This returns a list of functions that return 0,1,2,3... respectively. If the behaviour is changed, they will instead bind i to the call-time value of i, so you would get a list of functions that all returned 9.

The only way to implement this otherwise would be to create a further closure with the i bound, ie:

def make_func(i): return lambda: i
funcs = [make_func(i) for i in range(10)]

3. Introspection

Consider the code:

def foo(a='test', b=100, c=[]):
   print a,b,c

We can get information about the arguments and defaults using the inspect module, which

>>> inspect.getargspec(foo)
(['a', 'b', 'c'], None, None, ('test', 100, []))

This information is very useful for things like document generation, metaprogramming, decorators etc.

Now, suppose the behaviour of defaults could be changed so that this is the equivalent of:

_undefined = object()  # sentinel value

def foo(a=_undefined, b=_undefined, c=_undefined)
    if a is _undefined: a='test'
    if b is _undefined: b=100
    if c is _undefined: c=[]

However, we've lost the ability to introspect, and see what the default arguments are. Because the objects haven't been constructed, we can't ever get hold of them without actually calling the function. The best we could do is to store off the source code and return that as a string.

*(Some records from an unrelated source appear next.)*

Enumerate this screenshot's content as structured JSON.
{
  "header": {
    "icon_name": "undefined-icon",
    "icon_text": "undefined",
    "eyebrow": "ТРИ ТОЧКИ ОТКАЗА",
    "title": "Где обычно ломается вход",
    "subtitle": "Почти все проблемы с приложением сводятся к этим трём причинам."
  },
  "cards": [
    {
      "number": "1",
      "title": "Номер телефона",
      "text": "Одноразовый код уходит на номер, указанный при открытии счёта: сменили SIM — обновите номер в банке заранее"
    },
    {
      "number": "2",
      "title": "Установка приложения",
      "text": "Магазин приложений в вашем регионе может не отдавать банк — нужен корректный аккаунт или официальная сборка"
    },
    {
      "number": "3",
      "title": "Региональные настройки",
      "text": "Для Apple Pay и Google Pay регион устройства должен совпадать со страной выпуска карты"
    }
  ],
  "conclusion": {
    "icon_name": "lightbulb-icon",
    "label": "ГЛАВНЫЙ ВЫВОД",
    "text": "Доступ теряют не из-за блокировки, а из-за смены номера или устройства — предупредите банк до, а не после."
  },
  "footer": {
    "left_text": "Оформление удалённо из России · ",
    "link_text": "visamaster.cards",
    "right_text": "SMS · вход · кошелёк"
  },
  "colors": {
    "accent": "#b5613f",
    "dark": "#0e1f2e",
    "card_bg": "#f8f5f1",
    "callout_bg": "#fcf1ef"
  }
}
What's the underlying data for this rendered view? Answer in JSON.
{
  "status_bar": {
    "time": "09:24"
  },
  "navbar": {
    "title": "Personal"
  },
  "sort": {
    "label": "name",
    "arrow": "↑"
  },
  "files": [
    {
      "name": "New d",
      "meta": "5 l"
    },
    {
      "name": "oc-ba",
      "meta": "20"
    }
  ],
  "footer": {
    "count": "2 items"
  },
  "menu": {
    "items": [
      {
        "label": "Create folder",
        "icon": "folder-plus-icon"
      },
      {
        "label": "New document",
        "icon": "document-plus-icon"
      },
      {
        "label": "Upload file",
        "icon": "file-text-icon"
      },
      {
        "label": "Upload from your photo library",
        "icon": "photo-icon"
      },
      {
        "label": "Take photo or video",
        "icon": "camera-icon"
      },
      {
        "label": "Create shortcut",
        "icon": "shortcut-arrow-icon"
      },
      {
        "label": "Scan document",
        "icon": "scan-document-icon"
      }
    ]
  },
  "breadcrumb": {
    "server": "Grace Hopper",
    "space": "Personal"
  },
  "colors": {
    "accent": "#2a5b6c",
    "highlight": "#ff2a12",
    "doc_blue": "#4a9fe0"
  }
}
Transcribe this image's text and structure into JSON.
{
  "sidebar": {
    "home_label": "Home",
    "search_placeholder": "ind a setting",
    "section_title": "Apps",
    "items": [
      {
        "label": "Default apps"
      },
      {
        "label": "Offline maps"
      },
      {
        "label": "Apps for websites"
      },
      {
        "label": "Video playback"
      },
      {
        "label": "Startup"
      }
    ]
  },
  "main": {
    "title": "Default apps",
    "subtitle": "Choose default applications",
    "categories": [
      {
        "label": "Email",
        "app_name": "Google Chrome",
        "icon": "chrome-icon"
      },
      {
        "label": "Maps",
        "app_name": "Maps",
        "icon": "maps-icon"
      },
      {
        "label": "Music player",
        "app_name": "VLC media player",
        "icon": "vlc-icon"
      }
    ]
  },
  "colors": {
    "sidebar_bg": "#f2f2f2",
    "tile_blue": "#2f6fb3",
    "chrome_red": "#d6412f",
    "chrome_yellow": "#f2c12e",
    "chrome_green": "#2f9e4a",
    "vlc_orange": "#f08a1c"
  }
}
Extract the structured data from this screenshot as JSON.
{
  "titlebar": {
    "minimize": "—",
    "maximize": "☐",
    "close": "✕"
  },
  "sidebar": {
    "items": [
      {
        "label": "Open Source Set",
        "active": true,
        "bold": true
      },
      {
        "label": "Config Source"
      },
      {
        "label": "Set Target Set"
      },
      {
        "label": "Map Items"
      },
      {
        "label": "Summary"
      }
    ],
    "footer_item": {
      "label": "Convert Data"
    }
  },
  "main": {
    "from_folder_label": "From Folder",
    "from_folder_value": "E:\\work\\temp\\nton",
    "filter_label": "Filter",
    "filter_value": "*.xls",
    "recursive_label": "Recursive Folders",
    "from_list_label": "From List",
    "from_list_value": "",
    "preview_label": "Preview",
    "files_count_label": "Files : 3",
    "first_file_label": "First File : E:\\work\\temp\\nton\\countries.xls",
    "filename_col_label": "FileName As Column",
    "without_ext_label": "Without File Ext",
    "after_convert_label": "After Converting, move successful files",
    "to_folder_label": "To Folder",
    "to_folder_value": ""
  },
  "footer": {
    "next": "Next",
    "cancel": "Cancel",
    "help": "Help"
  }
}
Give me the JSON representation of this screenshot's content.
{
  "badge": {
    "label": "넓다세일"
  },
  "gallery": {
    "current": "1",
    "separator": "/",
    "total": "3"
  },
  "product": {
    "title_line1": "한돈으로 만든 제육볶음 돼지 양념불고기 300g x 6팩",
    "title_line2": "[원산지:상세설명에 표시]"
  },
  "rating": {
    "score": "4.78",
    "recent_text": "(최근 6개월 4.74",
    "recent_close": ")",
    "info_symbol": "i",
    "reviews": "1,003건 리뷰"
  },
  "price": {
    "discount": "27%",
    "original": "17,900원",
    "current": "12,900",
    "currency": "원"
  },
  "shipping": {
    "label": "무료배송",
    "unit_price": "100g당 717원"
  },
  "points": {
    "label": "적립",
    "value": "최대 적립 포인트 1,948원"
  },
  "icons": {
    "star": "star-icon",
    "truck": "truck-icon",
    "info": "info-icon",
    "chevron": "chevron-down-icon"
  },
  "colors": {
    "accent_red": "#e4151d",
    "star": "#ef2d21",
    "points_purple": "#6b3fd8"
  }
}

you could achieve introspection also if for each there was a function to create the default argument instead of a value. the inspect module will just call that function.
@SilentGhost: I'm talking about if the behaviour was changed to recreate it - creating it once is the current behaviour, and why the mutable default problem exists.
@yairchu: That assumes the construction is safe to so (ie has no side effects). Introspecting the args shouldn't do anything, but evaluating arbitrary code could well end up having an effect.
A different language design often just means writing things differently. Your first example could easily be written as: _expensive = expensive(); def foo(arg=_expensive), if you specifically don't want it reevaluated.
@Glenn - that's what I was referring to with "cache the variable externally" - it is a bit more verbose, and you end up with extra variables in your namespace though.
j
jakubde

5 points in defense of Python

Simplicity: The behavior is simple in the following sense: Most people fall into this trap only once, not several times. Consistency: Python always passes objects, not names. The default parameter is, obviously, part of the function heading (not the function body). It therefore ought to be evaluated at module load time (and only at module load time, unless nested), not at function call time. Usefulness: As Frederik Lundh points out in his explanation of "Default Parameter Values in Python", the current behavior can be quite useful for advanced programming. (Use sparingly.) Sufficient documentation: In the most basic Python documentation, the tutorial, the issue is loudly announced as an "Important warning" in the first subsection of Section "More on Defining Functions". The warning even uses boldface, which is rarely applied outside of headings. RTFM: Read the fine manual. Meta-learning: Falling into the trap is actually a very helpful moment (at least if you are a reflective learner), because you will subsequently better understand the point "Consistency" above and that will teach you a great deal about Python.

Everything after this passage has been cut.